Politics

What’s the Big Deal?

Democrats and Republicans avoid a shutdown, but they make it look harder than it had to be

President Obama

Imagine a restaurant, Chez Polis, in which the chef and the manager are bitter rivals. One evening they bicker and almost come to blows over a meal. Their one patron is about to walk out but moments before he does, they declare a truce and deliver the smallest of three courses. They put the plate on the table and immediately start patting themselves on the back. This seems strange to the patron, who thought delivering a starter course was a restaurant’s basic task.

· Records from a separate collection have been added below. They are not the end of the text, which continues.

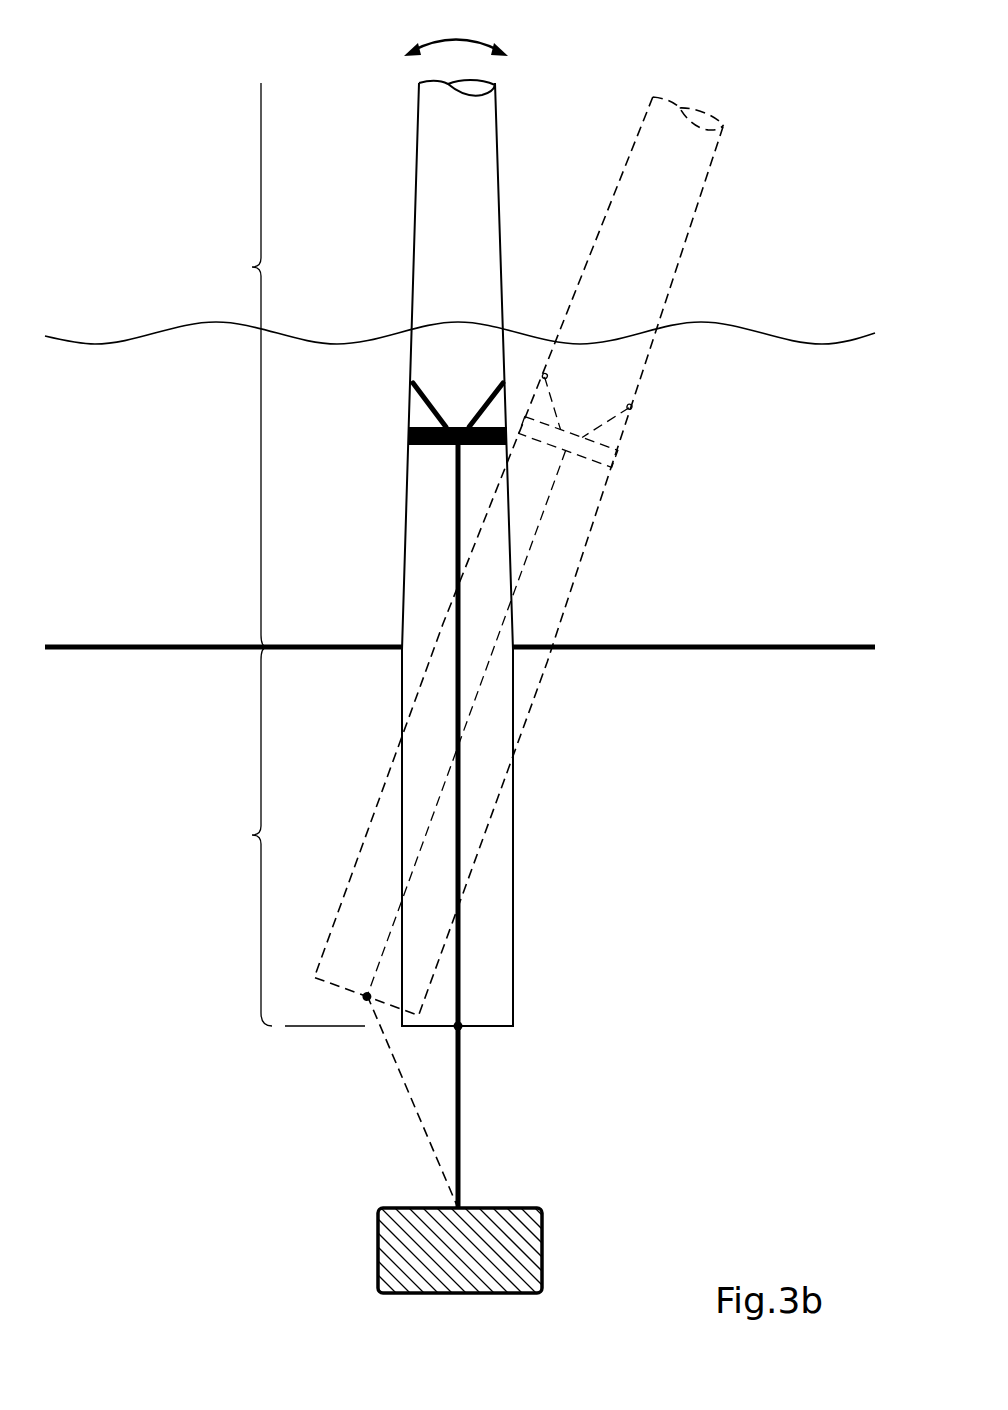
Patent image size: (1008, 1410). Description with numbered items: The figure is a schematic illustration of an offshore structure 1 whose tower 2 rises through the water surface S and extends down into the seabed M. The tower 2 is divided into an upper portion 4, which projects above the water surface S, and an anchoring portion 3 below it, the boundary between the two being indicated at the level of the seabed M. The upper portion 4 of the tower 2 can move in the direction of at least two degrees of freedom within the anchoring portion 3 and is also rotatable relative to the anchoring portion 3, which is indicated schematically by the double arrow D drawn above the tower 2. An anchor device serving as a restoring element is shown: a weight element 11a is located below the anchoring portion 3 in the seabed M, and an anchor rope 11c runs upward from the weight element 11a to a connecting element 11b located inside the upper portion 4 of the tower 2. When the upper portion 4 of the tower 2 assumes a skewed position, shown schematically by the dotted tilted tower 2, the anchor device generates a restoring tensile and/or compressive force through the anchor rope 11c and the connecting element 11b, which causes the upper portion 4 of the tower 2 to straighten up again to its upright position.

The offshore structure 1 is at (597, 88).
The tower 2 is at (480, 158).
The anchoring portion 3 is at (297, 836).
The upper portion 4 is at (248, 365).
The weight element 11a is at (525, 1237).
The connecting element 11b is at (403, 408).
The anchor rope 11c is at (460, 1107).
The water surface S is at (157, 332).
The seabed M is at (733, 644).
The double arrow D is at (456, 35).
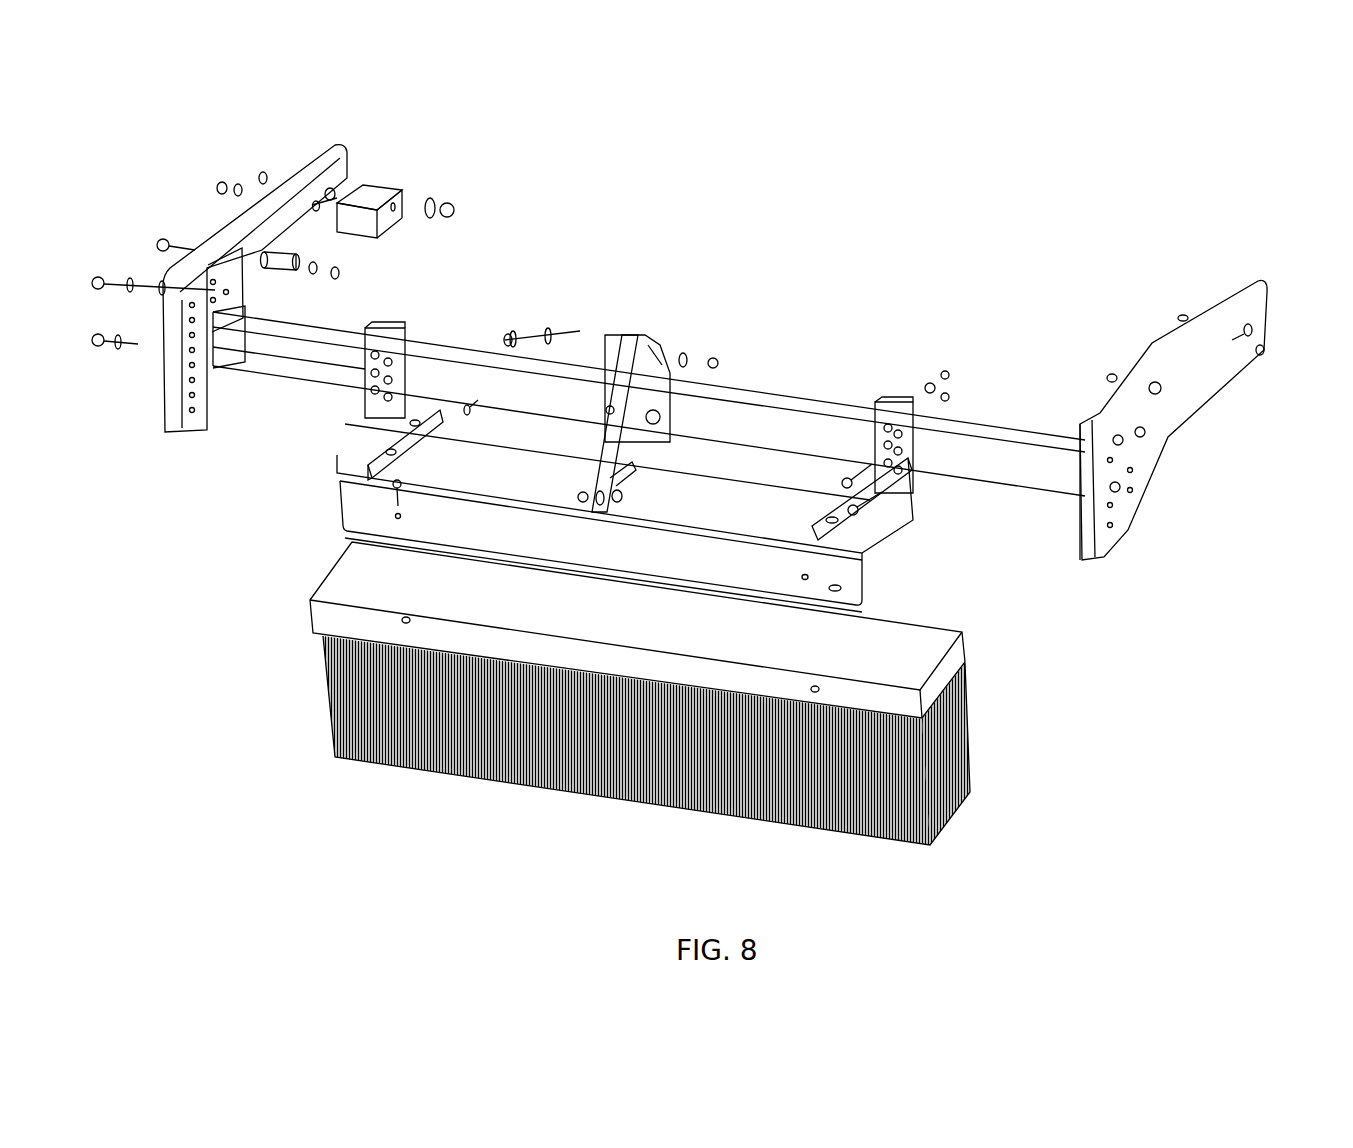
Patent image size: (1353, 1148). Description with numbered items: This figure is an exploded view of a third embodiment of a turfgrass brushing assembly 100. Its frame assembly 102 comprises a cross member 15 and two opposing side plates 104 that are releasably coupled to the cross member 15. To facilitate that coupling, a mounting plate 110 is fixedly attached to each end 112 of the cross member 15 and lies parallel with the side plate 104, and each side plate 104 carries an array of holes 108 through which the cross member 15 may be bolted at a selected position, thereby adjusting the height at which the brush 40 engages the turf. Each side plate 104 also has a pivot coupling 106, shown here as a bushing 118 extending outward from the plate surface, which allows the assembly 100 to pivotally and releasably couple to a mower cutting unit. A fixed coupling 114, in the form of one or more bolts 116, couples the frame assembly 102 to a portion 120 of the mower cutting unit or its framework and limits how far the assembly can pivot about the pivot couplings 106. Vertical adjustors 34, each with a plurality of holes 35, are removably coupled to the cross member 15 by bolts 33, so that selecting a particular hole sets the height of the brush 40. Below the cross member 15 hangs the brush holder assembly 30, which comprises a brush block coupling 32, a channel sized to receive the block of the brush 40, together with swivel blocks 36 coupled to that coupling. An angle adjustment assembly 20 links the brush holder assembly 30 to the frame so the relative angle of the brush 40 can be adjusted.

The turfgrass brushing assembly 100 is at (1222, 146).
The frame assembly 102 is at (170, 194).
The side plate 104 is at (299, 152).
The pivot coupling 106 is at (277, 263).
The array of holes 108 is at (193, 282).
The mounting plate 110 is at (215, 332).
The end of cross member 112 is at (237, 345).
The fixed coupling 114 is at (480, 213).
The bolt 116 is at (1183, 318).
The bushing 118 is at (278, 265).
The portion of the mower cutting unit 120 is at (363, 187).
The cross member 15 is at (347, 342).
The angle adjustment assembly 20 is at (642, 318).
The brush holder assembly 30 is at (992, 632).
The brush block coupling 32 is at (413, 527).
The bolt 33 is at (380, 392).
The vertical adjustor 34 is at (400, 366).
The plurality of holes 35 is at (898, 445).
The swivel block 36 is at (378, 468).
The brush 40 is at (297, 692).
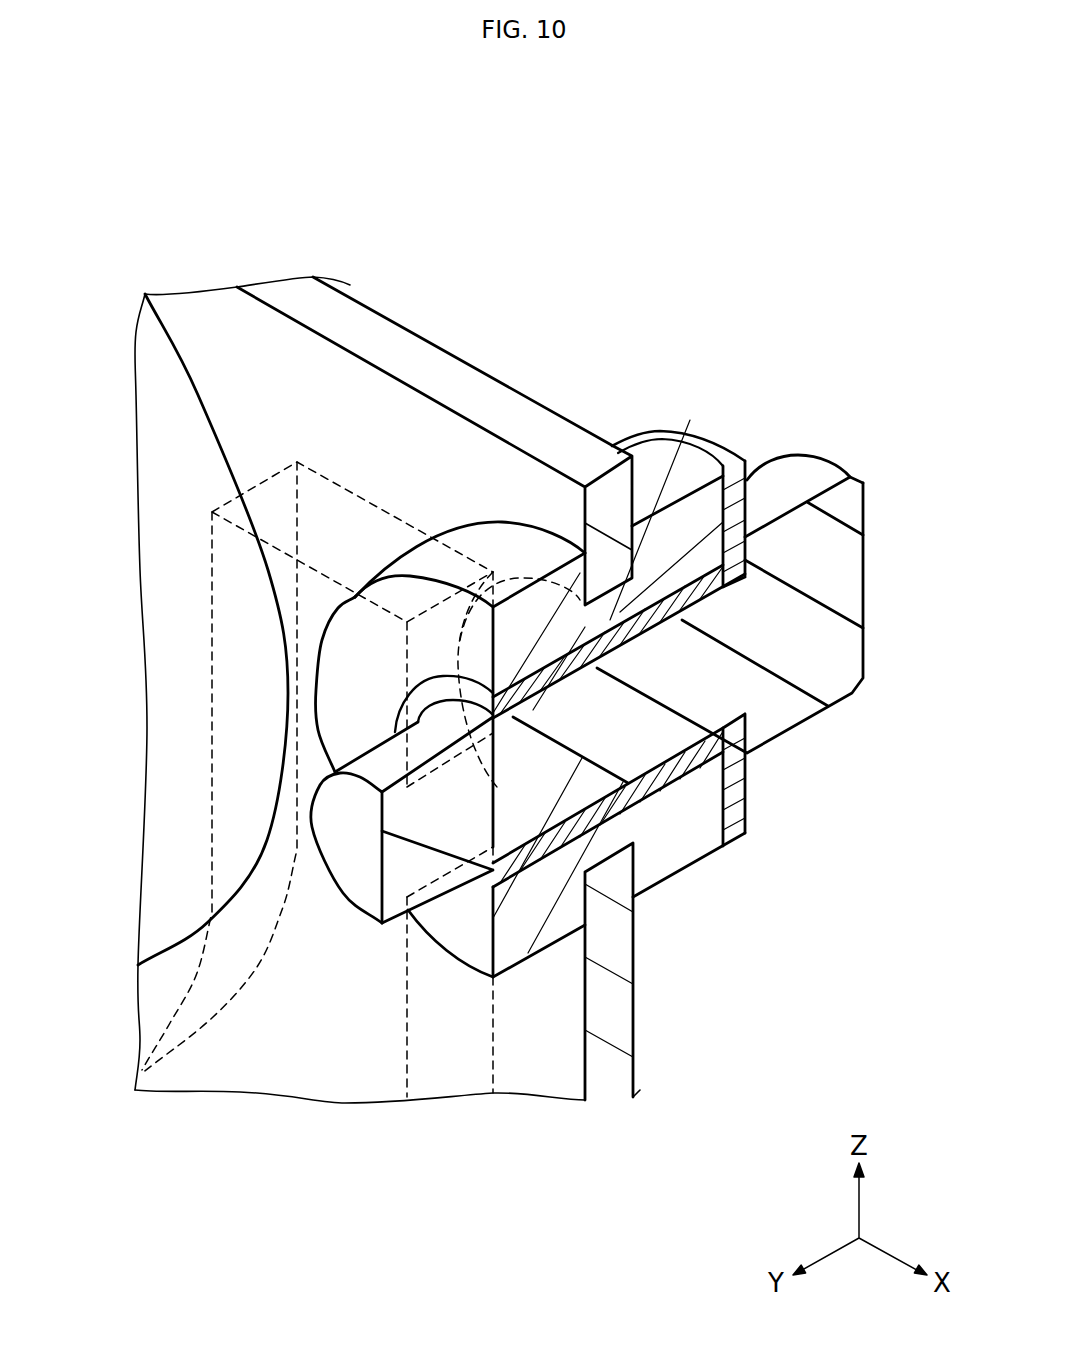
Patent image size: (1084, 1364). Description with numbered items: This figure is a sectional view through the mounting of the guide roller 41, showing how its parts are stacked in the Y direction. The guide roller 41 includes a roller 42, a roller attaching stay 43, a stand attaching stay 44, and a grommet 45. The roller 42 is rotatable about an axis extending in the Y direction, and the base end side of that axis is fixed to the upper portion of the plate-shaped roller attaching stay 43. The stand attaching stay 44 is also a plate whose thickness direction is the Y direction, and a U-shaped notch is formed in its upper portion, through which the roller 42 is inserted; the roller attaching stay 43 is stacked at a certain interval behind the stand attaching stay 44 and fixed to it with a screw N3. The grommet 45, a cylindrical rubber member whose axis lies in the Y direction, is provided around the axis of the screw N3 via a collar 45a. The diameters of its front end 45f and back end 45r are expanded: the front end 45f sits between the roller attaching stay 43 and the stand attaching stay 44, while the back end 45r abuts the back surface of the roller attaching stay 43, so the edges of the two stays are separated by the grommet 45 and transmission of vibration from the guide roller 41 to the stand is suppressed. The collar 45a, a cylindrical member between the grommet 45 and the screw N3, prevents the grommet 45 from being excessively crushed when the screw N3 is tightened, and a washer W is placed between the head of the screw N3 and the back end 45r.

The guide roller 41 is at (785, 218).
The roller 42 is at (163, 480).
The roller attaching stay 43 is at (455, 385).
The stand attaching stay 44 is at (235, 597).
The grommet 45 is at (639, 458).
The collar 45a is at (681, 594).
The front end 45f is at (523, 937).
The back end 45r is at (677, 850).
The washer W is at (737, 458).
The screw N3 is at (842, 505).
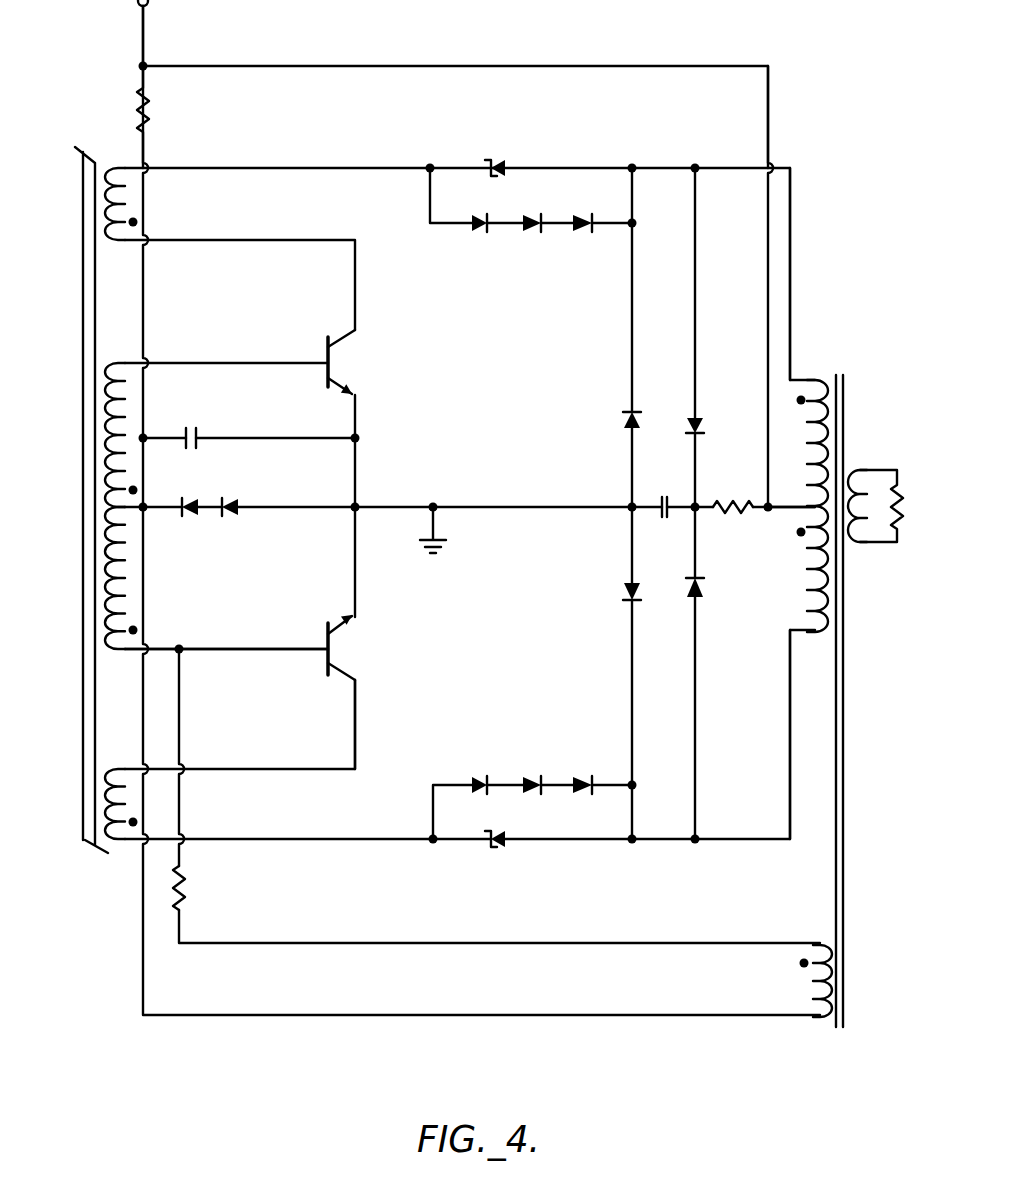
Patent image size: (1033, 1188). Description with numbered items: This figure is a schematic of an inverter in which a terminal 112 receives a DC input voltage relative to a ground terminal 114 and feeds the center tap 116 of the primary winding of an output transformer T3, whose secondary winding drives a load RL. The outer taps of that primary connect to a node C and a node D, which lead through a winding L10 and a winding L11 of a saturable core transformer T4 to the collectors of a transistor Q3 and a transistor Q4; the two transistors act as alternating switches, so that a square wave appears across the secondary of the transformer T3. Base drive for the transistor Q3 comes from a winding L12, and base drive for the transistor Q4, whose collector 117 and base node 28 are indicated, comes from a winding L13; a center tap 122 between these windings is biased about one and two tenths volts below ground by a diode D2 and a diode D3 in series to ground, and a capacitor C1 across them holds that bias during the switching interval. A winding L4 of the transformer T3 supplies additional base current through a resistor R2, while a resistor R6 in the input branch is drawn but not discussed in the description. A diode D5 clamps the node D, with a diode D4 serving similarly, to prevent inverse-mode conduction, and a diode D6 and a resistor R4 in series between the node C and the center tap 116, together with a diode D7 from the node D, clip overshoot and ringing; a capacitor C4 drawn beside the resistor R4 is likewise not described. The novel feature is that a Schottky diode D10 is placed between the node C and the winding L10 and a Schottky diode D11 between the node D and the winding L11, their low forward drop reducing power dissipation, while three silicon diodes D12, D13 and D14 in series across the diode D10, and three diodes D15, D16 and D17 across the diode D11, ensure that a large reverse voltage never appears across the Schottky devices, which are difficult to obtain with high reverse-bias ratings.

The terminal 112 is at (145, 22).
The resistor R6 is at (150, 110).
The saturable core transformer T4 is at (85, 702).
The winding L10 is at (105, 195).
The winding L12 is at (110, 389).
The center tap 122 is at (118, 503).
The winding L13 is at (110, 600).
The winding L11 is at (110, 791).
The resistor R2 is at (185, 890).
The transistor Q3 is at (345, 358).
The capacitor C1 is at (189, 427).
The diode D2 is at (187, 498).
The diode D3 is at (230, 498).
The node 28 is at (303, 650).
The transistor Q4 is at (343, 656).
The collector 117 is at (357, 725).
The ground terminal 114 is at (436, 518).
The Schottky diode D10 is at (497, 163).
The diode D12 is at (480, 232).
The diode D13 is at (533, 231).
The diode D14 is at (582, 232).
The diode D4 is at (634, 411).
The diode D6 is at (696, 410).
The diode D5 is at (634, 581).
The diode D7 is at (700, 578).
The capacitor C4 is at (655, 493).
The resistor R4 is at (722, 495).
The node C is at (792, 166).
The node D is at (792, 841).
The output transformer T3 is at (848, 727).
The center tap 116 is at (813, 512).
The load RL is at (903, 507).
The winding L4 is at (828, 984).
The diode D15 is at (479, 777).
The diode D16 is at (531, 777).
The diode D17 is at (581, 777).
The Schottky diode D11 is at (507, 848).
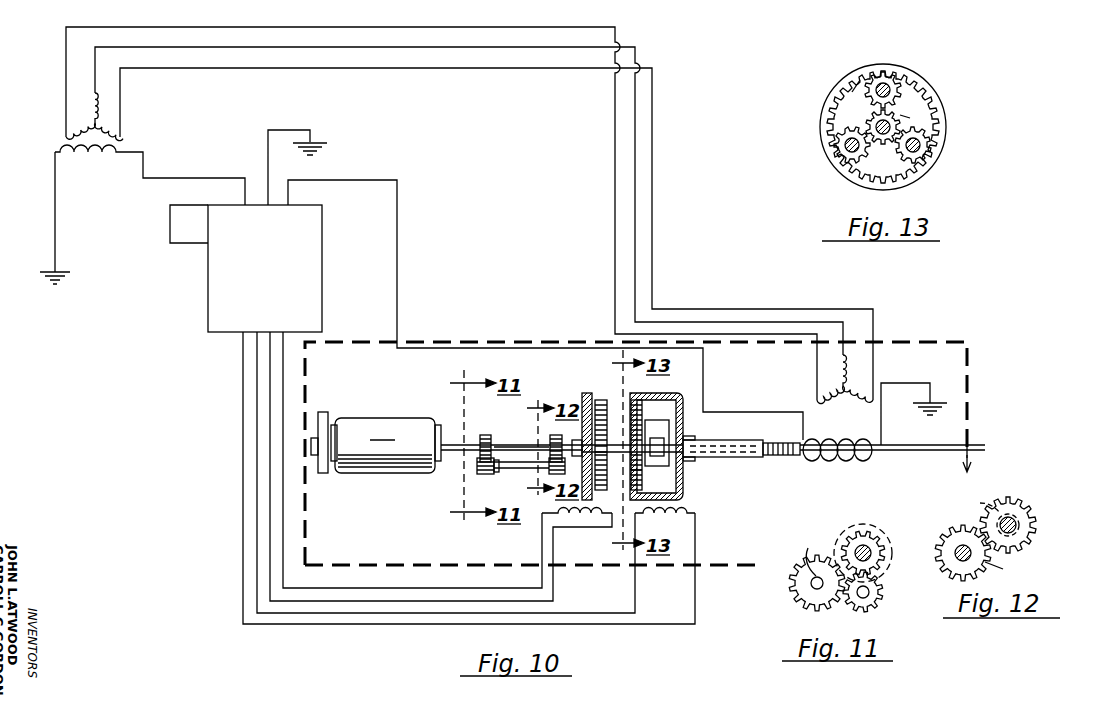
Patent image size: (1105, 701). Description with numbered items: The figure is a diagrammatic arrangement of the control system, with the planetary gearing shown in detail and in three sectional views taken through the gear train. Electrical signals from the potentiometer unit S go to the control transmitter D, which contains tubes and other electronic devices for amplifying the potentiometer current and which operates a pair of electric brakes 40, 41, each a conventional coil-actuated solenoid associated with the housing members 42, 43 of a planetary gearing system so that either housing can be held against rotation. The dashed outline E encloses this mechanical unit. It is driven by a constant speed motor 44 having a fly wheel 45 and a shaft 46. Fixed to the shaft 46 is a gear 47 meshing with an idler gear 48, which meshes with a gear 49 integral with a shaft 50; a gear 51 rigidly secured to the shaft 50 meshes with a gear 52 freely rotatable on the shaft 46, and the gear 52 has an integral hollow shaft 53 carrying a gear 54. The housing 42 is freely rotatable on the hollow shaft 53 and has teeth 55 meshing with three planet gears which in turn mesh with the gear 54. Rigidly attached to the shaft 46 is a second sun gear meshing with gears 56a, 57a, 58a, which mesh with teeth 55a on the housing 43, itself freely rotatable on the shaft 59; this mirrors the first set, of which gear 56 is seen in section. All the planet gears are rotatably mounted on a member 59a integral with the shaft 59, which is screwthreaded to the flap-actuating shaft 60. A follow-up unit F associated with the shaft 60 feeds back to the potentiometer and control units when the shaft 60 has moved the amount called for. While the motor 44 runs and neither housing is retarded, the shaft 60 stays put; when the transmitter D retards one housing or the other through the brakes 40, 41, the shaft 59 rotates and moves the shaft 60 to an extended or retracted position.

This is the metaphor that comes to mind after leaders in Washington announced they had reached a hard-fought deal to avert a government shutdown. The fighting was rancorous and each side had to exercise restraint, which is rare in Washington. Making choices in a time of large deficits and a fragile economy is hard. Cutting government spending affects real people. It was an accomplishment. But it’s also their job to do these things. Not all accomplishments achieved with heroic effort require heroic praise. Given the economic conditions in the country, it would have been lunacy to shut down the government, which all participants knew. So the voters might be forgiven if they view the self-congratulation with a little curiosity.

In evaluating the moment, though, we have to keep in mind that the politicians in Washington made it far harder for themselves than necessary. Democrats wimped out last year by not passing a budget. They decided making tough choices would have been too political in an election year. The president agreed with this strategy. This year, as members of Congress tried to clean up last year’s unfinished business, conservatives prolonged the process by insisting on too many cuts in too short a time period. House leaders warned their most conservative members that they were in danger of overreading their mandate from the last election. Republicans hadn’t won as much as Democrats had lost. Going on a “spending jihad,” as one senior GOP aide put it, would repeat the overreach that undid the Gingrich Congress the last time the GOP was in control.

If John Boehner had more wiggle room from his right flank, the process might not have been brought to the brink. On the other hand, it’s hard to argue with the tactical success of the Tea Party position. It’s a classic negotiating ploy. Ask for the moon, act like you’re willing to do anything to get it—including harm yourself and all around you—and the other side will come your way. In the end, Democrats agreed to more cuts than even House GOP leaders had first proposed. House Speaker John Boehner won those concessions from Democrats while also teaching his raucous absolutist members the benefit of taking yes for an answer.

We’re going to see if this strategy works when it comes to the fight over raising the debt ceiling in May and the fight over the larger budget. Paul Ryan, the House budget chairman put out a plan that looks as unworkable and doctrinaire as the spending cuts that Republicans wanted at the start of the budget negotiations that almost caused the shutdown. If Republicans get two-thirds of what they want on the budget, it would be a big success.

Republicans lost on some hot-button issues like defunding Planned Parenthood. In the accounts of the negotiations, the valiant intervention of the president and Joe Biden on that issue was amply represented. Democrats may wonder, though, if removing the most restrictive provision of all the ones Republicans offered was something worth getting that excited about. The president and Harry Reid also protected other Democratic priorities by replacing GOP cuts to education with cuts to defense and other areas Democrats care less about, but the process was a fundamentally defensive one. It was John Boehner’s world, and they were playing in it.

The president didn’t want to get dragged into the funding battle for this year. When he did, he maintained the posture of the reasonable man in the middle helping the two sparring factions come to an agreement. For independent voters who want to see compromise and government trimmed with balance, Obama’s role as benevolent overseer was probably appealing. 

The president has cast himself in a slightly different role for the larger budget fight to come. He has already taken sides. In the State of the Union and in a series of speeches in the last several months, he has made the case for balancing the need for deficit reduction against the need for investments in education and infrastructure and energy innovation. When Obama was criticized for not engaging in the budget fight that just ended, his aides said he was saving his powder for the one to come. Now it’s here. The landscape has changed now. Will Obama manage a process driven by the House of Representatives as he did in this case, or will a larger process call for a larger public role from the president?

The best that can be said for the dramatic near-shutdown is that it’s the best that can be expected as politicians switch from the easier task of giving voters things to the harder one of taking them away. Compromise in a time of political extremes is also encouraging. But all the bickering left little time or public oxygen for the larger issues that might have been debated about the underlying economic and moral benefits of the cuts being made. If this process is replicated for the remaining courses in the meal, the product that winds up before the voters might not be something they can stomach.